- Limited edition 7" cover

Single by Blur

from the album Blur 21
- Released: 17 April 2010
- Recorded: Early–April 2010
- Genre: Alternative rock
- Length: 3:27
- Label: Parlophone, EMI
- Songwriter(s): Damon Albarn; Graham Coxon; Alex James; Dave Rowntree;
- Producer(s): Blur

Blur singles chronology
| "Good Song" (2003) | "Fool's Day" (2010) | "Under the Westway" / "The Puritan" (2012) |

Music video
- "Fools Day" on YouTube

= Fool's Day (song) =

"Fool's Day" is a song by English rock band Blur. It was released on 17 April 2010 and is the band's first single since 2003's "Good Song". The track was released as a 7" for Record Store Day, with only 1000 copies made. On 18 April 2010, to "avoid fans having to illegally obtain an inferior copy of this track from pirate sites", Blur made the song a free download on their website in both MP3 and WAV formats. The single is the first featuring guitarist Graham Coxon since 2000's "Music Is My Radar".

==Reception==
Reception of the highly anticipated single was generally positive.

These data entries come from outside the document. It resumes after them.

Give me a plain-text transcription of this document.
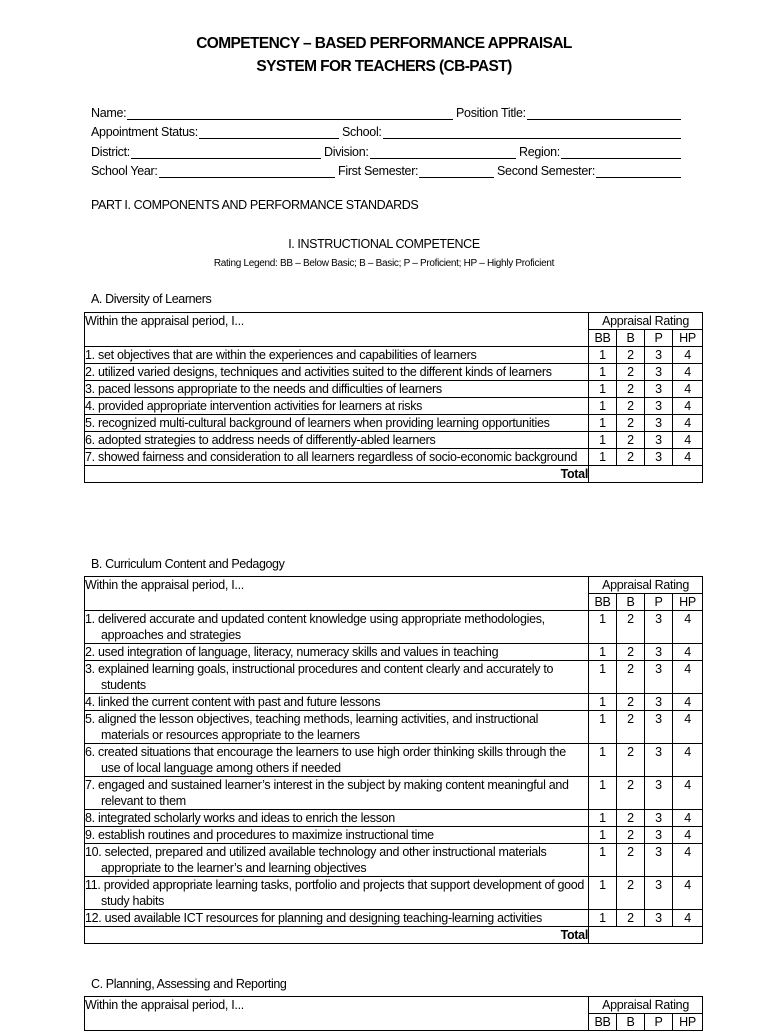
COMPETENCY – BASED PERFORMANCE APPRAISAL
SYSTEM FOR TEACHERS (CB-PAST)
Name:	Position Title:
Appointment Status:	School:
District:	Division:	Region:
School Year:	First Semester:	Second Semester:
PART I. COMPONENTS AND PERFORMANCE STANDARDS
I. INSTRUCTIONAL COMPETENCE
Rating Legend: BB – Below Basic; B – Basic; P – Proficient; HP – Highly Proficient
A. Diversity of Learners
Within the appraisal period, I...	Appraisal Rating			
	BB	B	P	HP

1. set objectives that are within the experiences and capabilities of learners	1	2	3	4

2. utilized varied designs, techniques and activities suited to the different kinds of learners	1	2	3	4

3. paced lessons appropriate to the needs and difficulties of learners	1	2	3	4

4. provided appropriate intervention activities for learners at risks	1	2	3	4

5. recognized multi-cultural background of learners when providing learning opportunities	1	2	3	4

6. adopted strategies to address needs of differently-abled learners	1	2	3	4

7. showed fairness and consideration to all learners regardless of socio-economic background	1	2	3	4
Total				
B. Curriculum Content and Pedagogy
Within the appraisal period, I...	Appraisal Rating			
	BB	B	P	HP

1. delivered accurate and updated content knowledge using appropriate methodologies, approaches and strategies	1	2	3	4

2. used integration of language, literacy, numeracy skills and values in teaching	1	2	3	4

3. explained learning goals, instructional procedures and content clearly and accurately to students	1	2	3	4

4. linked the current content with past and future lessons	1	2	3	4

5. aligned the lesson objectives, teaching methods, learning activities, and instructional materials or resources appropriate to the learners	1	2	3	4

6. created situations that encourage the learners to use high order thinking skills through the use of local language among others if needed	1	2	3	4

7. engaged and sustained learner’s interest in the subject by making content meaningful and relevant to them	1	2	3	4

8. integrated scholarly works and ideas to enrich the lesson	1	2	3	4

9. establish routines and procedures to maximize instructional time	1	2	3	4

10. selected, prepared and utilized available technology and other instructional materials appropriate to the learner’s and learning objectives	1	2	3	4

11. provided appropriate learning tasks, portfolio and projects that support development of good study habits	1	2	3	4

12. used available ICT resources for planning and designing teaching-learning activities	1	2	3	4
Total				
C. Planning, Assessing and Reporting
Within the appraisal period, I...	Appraisal Rating			
	BB	B	P	HP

NME reviewer Matt Wilkinson called the single "a bit bloody fantastic" in his review of the song. This Is Fake DIYs Stephen Ackroyd stated in his review that "It'd be fair to say elements of every era [of the band's sound] find themselves sitting pretty, though in such a way it still feels fresh - understated, sure, but with a touch of magic few other bands can match". The Guardians Tim Jonze said it was "rather lovely".

==Personnel==
- Damon Albarn: vocals, synthesizers
- Graham Coxon: guitar
- Alex James: bass guitar
- Dave Rowntree: drums

==Music video==
Despite its small release, the song had a music video. Although all direction and production in the video is unknown, it completely consists of a close-up of a record needle, playing the "Fool's Day" 7" vinyl. It was posted up onto the Parlophone YouTube page in 2010.